VAndolini
I love this film. Zero Mostel is tirelessly hysterical as a slave longing for freedom, and the rest of the cast is terrific. The laughs never stop! I love corny and physical humor, so this film always puts me in a good mood. The ending is one joke after another that left me laughing my ass off. Phil Silvers is awesome as a brothel owner and Michael Crawford is so cute and clumsy. Buster Keaton, "old stone face" is the icing on the cake. The fact that he was dying when he made the film is astonishing. Great fun all around.
grantss
Has its moments but mostly quite silly. A farcical comedy, set in Roman times. Has some good one-liners but is mostly quite silly. Almost every plot development is merely an excuse for some pointless, mostly unfunny slapstick.

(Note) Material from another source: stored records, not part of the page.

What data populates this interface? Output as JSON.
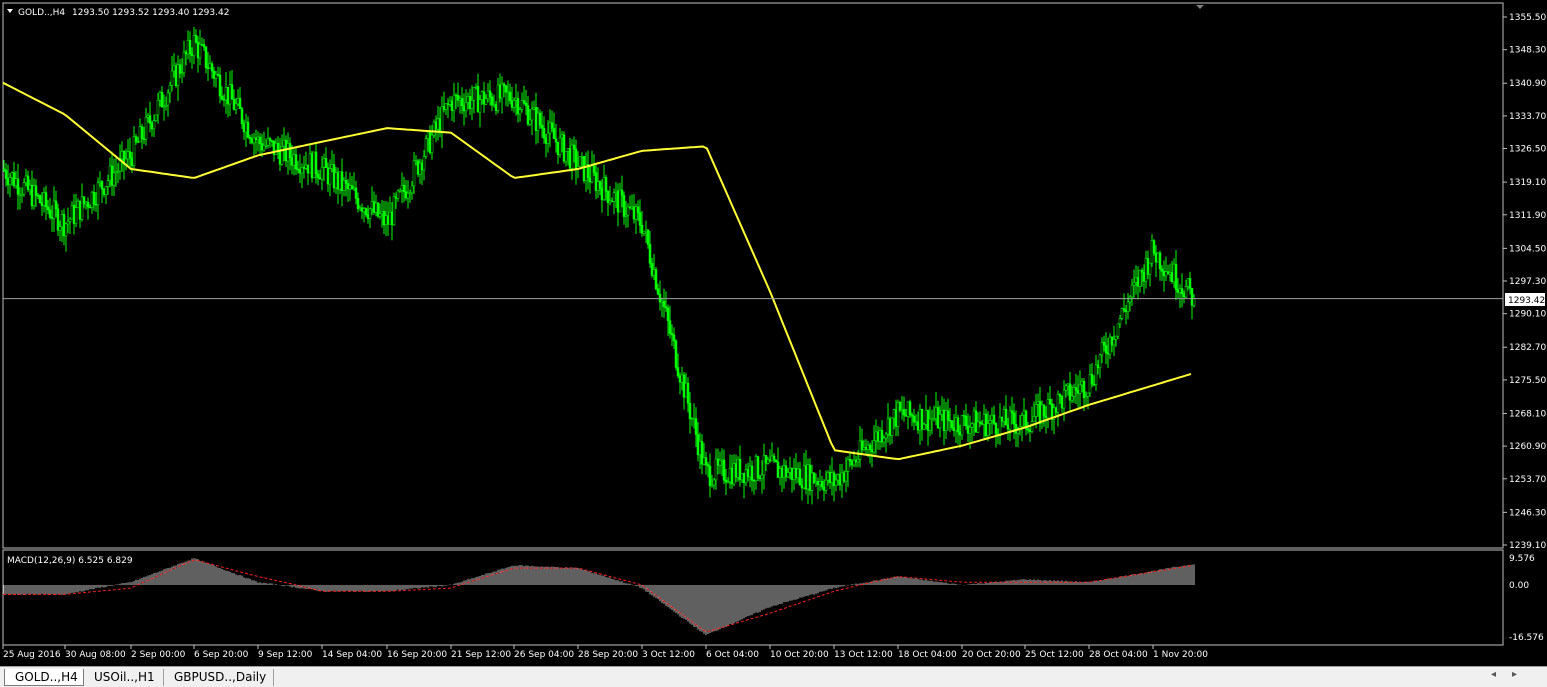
{
  "main_header": {
    "symbol_label": "GOLD..,H4",
    "ohlc": "1293.50 1293.52 1293.40 1293.42"
  },
  "price_axis": {
    "ticks": [
      "1355.50",
      "1348.30",
      "1340.90",
      "1333.70",
      "1326.50",
      "1319.10",
      "1311.90",
      "1304.50",
      "1297.30",
      "1290.10",
      "1282.70",
      "1275.50",
      "1268.10",
      "1260.90",
      "1253.70",
      "1246.30",
      "1239.10"
    ],
    "current_price": "1293.42"
  },
  "macd_header": "MACD(12,26,9) 6.525 6.829",
  "macd_axis": {
    "ticks": [
      "9.576",
      "0.00",
      "-16.576"
    ]
  },
  "time_axis": {
    "labels": [
      "25 Aug 2016",
      "30 Aug 08:00",
      "2 Sep 00:00",
      "6 Sep 20:00",
      "9 Sep 12:00",
      "14 Sep 04:00",
      "16 Sep 20:00",
      "21 Sep 12:00",
      "26 Sep 04:00",
      "28 Sep 20:00",
      "3 Oct 12:00",
      "6 Oct 04:00",
      "10 Oct 20:00",
      "13 Oct 12:00",
      "18 Oct 04:00",
      "20 Oct 20:00",
      "25 Oct 12:00",
      "28 Oct 04:00",
      "1 Nov 20:00"
    ]
  },
  "tabs": [
    {
      "label": "GOLD..,H4",
      "active": true
    },
    {
      "label": "USOil..,H1",
      "active": false
    },
    {
      "label": "GBPUSD..,Daily",
      "active": false
    }
  ],
  "colors": {
    "background": "#000000",
    "grid_text": "#ffffff",
    "candle": "#00ff00",
    "moving_average": "#ffff33",
    "macd_hist": "#c0c0c0",
    "macd_signal": "#ff2020"
  },
  "chart_data": {
    "type": "candlestick",
    "symbol": "GOLD..",
    "timeframe": "H4",
    "ylim": [
      1239.1,
      1358.0
    ],
    "indicators": [
      "moving average",
      "MACD(12,26,9)"
    ],
    "price_trend_keypoints": [
      {
        "x": "25 Aug 2016",
        "y": 1322
      },
      {
        "x": "30 Aug 08:00",
        "y": 1310
      },
      {
        "x": "2 Sep 00:00",
        "y": 1325
      },
      {
        "x": "6 Sep 20:00",
        "y": 1350
      },
      {
        "x": "9 Sep 12:00",
        "y": 1328
      },
      {
        "x": "14 Sep 04:00",
        "y": 1322
      },
      {
        "x": "16 Sep 20:00",
        "y": 1310
      },
      {
        "x": "21 Sep 12:00",
        "y": 1337
      },
      {
        "x": "26 Sep 04:00",
        "y": 1338
      },
      {
        "x": "28 Sep 20:00",
        "y": 1323
      },
      {
        "x": "3 Oct 12:00",
        "y": 1310
      },
      {
        "x": "6 Oct 04:00",
        "y": 1255
      },
      {
        "x": "10 Oct 20:00",
        "y": 1256
      },
      {
        "x": "13 Oct 12:00",
        "y": 1253
      },
      {
        "x": "18 Oct 04:00",
        "y": 1268
      },
      {
        "x": "20 Oct 20:00",
        "y": 1266
      },
      {
        "x": "25 Oct 12:00",
        "y": 1266
      },
      {
        "x": "28 Oct 04:00",
        "y": 1275
      },
      {
        "x": "1 Nov 20:00",
        "y": 1304
      },
      {
        "x": "last",
        "y": 1293.42
      }
    ],
    "ma_keypoints": [
      1341,
      1334,
      1322,
      1320,
      1325,
      1328,
      1331,
      1330,
      1320,
      1322,
      1326,
      1327,
      1295,
      1260,
      1258,
      1261,
      1265,
      1270,
      1277
    ],
    "macd_keypoints": [
      -3,
      -3,
      1,
      9.5,
      1,
      -2,
      -2,
      0,
      7,
      6,
      -1,
      -16,
      -7,
      -1,
      3,
      0,
      2,
      1,
      7.5
    ],
    "signal_keypoints": [
      -3,
      -3,
      -1,
      9,
      3,
      -2,
      -2,
      -1,
      6,
      6,
      0,
      -15,
      -9,
      -2,
      3,
      1,
      1,
      1,
      7
    ]
  }
}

It gets quite predictable after a while: you get some random detour and you can imagine how it is going to end up.To compound the misery, the movie is partly a musical! Yeah, you know, people randomly breaking into campy tunes. Not a recipe for a good movie.Zero Mostel is reasonably good in the lead role. His clowning around gives the movie some of its best moments. Cast also features Buster Keaton, though his performance is fairly subdued.
jdollak
While I enjoy a lot of the classic musicals, I find that there are a lot of filler songs included. This is one of the instances that does not fit that category. The songs are excellent, and are performed in a definitive way. Zero Mostel is an incredible performer, and his antics here are spectacular. His supporting cast is equally memorable, but Zero steals the show. The direction and pacing of the show is also handled perfectly. It reminds me partly of Benny Hill, only a bit more fresh. It is surprising that this movie has not been held up as a watermark for both comedy and musicals. I place it in a category with Some Like It Hot.
nycruise-1
This is a piece written for theater. It deliberately takes classic forms from the Greek/Roman forms of drama, then turns them on their ear in the name of Vaudeville - which ends up making the point that Vaudeville and the Ancients were actually quite similar.Years - years - ago I heard Sondheim explain his score for this show: he said that during the composing of the score he really didn't have an idea of what was going on with the script (at least as much as he did in his later- composed shows). He said the two songs which ended up "working" were "Comedy Tonight" and "Everybody Ought to Have a Maid" - because they were closest to the style of the show.I don't know what the movie execs were thinking in terms of bringing this to the screen (the very essence of this show is the notion that it's live theater) - but, at the very least, it does capture Zero Mostel - of which there are too few recorded performances.